No podría suponer el rey Pedro IV de Aragón que las órdenes que había dado para que se fortalecieran las defensas de Castellón, iban a serle tan adversas en la guerra de la Unión (1347-48) que le enfrentó a la coalición de nobles y el brazo popular de las ciudades. Con el nombre de Unión de Aragón y Unión de Valencia, se unieron los beligerantes que protestaban por las carestías fiscales. En efecto, tiempo antes de la ofensiva, nuestra ciudad ve como se incrementa su fortificación con la mejora y ampliación de sus murallas, para cuyo bastimento el monarca había dispuesto, en 1339, que «se haga la contribución que está ordenada». Los conciudadanos ya habían sido autorizados, 20 años antes, a tirar de pico y pala y llevarse tierra del par de fosos sucesivos, excavados ante los muros, lo cual permitía que aquellos fueran más anchos y profundos. Para salvar estas zanjas existían unos puentes de madera que, no consta en legajo alguno, pudieran ser levadizos, como existían en los castros o en las ciudades de más importancia.

Las murallas cumplieron bien su cometido en las hostilidades, al sufrir el asedio de las tropas reales, lo cual debió suponer no poco deterioro, que el rey Pedro IV ordenó, en 1349, que se reparase.

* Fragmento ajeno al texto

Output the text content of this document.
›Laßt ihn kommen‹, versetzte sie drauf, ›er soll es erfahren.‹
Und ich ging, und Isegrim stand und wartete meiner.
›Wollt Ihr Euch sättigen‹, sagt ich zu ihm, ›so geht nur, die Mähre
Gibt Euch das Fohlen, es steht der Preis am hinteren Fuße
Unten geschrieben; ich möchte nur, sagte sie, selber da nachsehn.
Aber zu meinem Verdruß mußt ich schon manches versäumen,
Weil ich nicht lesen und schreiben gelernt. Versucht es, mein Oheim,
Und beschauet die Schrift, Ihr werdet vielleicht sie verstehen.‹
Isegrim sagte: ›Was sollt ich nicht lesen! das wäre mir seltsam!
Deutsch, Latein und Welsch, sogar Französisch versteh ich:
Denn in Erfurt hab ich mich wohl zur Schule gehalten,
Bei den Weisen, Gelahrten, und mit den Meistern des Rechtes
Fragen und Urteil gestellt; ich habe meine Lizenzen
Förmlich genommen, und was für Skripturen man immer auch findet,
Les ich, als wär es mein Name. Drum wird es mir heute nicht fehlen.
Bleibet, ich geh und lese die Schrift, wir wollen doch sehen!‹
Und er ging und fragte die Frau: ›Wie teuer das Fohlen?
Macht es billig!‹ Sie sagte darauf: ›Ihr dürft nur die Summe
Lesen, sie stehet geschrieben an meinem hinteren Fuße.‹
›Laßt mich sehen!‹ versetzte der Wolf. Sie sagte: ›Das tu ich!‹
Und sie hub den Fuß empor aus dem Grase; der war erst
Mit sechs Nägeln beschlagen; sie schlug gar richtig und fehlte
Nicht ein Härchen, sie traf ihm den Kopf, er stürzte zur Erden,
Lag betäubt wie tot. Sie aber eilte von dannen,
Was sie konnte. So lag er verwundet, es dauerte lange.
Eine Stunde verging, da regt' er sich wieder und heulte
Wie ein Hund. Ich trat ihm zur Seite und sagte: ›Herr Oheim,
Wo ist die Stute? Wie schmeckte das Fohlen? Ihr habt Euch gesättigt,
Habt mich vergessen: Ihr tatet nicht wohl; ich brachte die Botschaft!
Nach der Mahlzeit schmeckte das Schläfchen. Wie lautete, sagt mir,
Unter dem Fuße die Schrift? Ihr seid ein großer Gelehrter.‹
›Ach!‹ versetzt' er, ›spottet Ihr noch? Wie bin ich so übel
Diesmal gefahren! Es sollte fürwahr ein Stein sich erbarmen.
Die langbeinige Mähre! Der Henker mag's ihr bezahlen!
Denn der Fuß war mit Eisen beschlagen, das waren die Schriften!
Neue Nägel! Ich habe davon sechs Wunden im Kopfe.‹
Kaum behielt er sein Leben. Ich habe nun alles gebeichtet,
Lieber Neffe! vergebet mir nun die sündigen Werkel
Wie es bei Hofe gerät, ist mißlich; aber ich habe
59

La conservación del cerco de la villa fue un problema a lo largo de toda la edad media y singularmente en el siglo XIV. Hay constantes referencias documentales de exigencias de remiendo del mismo por parte de los poderes públicos del reino. El contorno del baluarte de tapial, lo cual explica su constante deterioro, era de 845 brazas, lo que casi equivale a 950 metros lineales, comprendiendo una superficie total de 180.000 metros cuadrados. La construcción de cada tramo, con sus correspondientes torres, estaba a cargo de los vecinos que habitaban cada una de las parroquias, las cuales coincidían en uno de sus lados con la fortificación.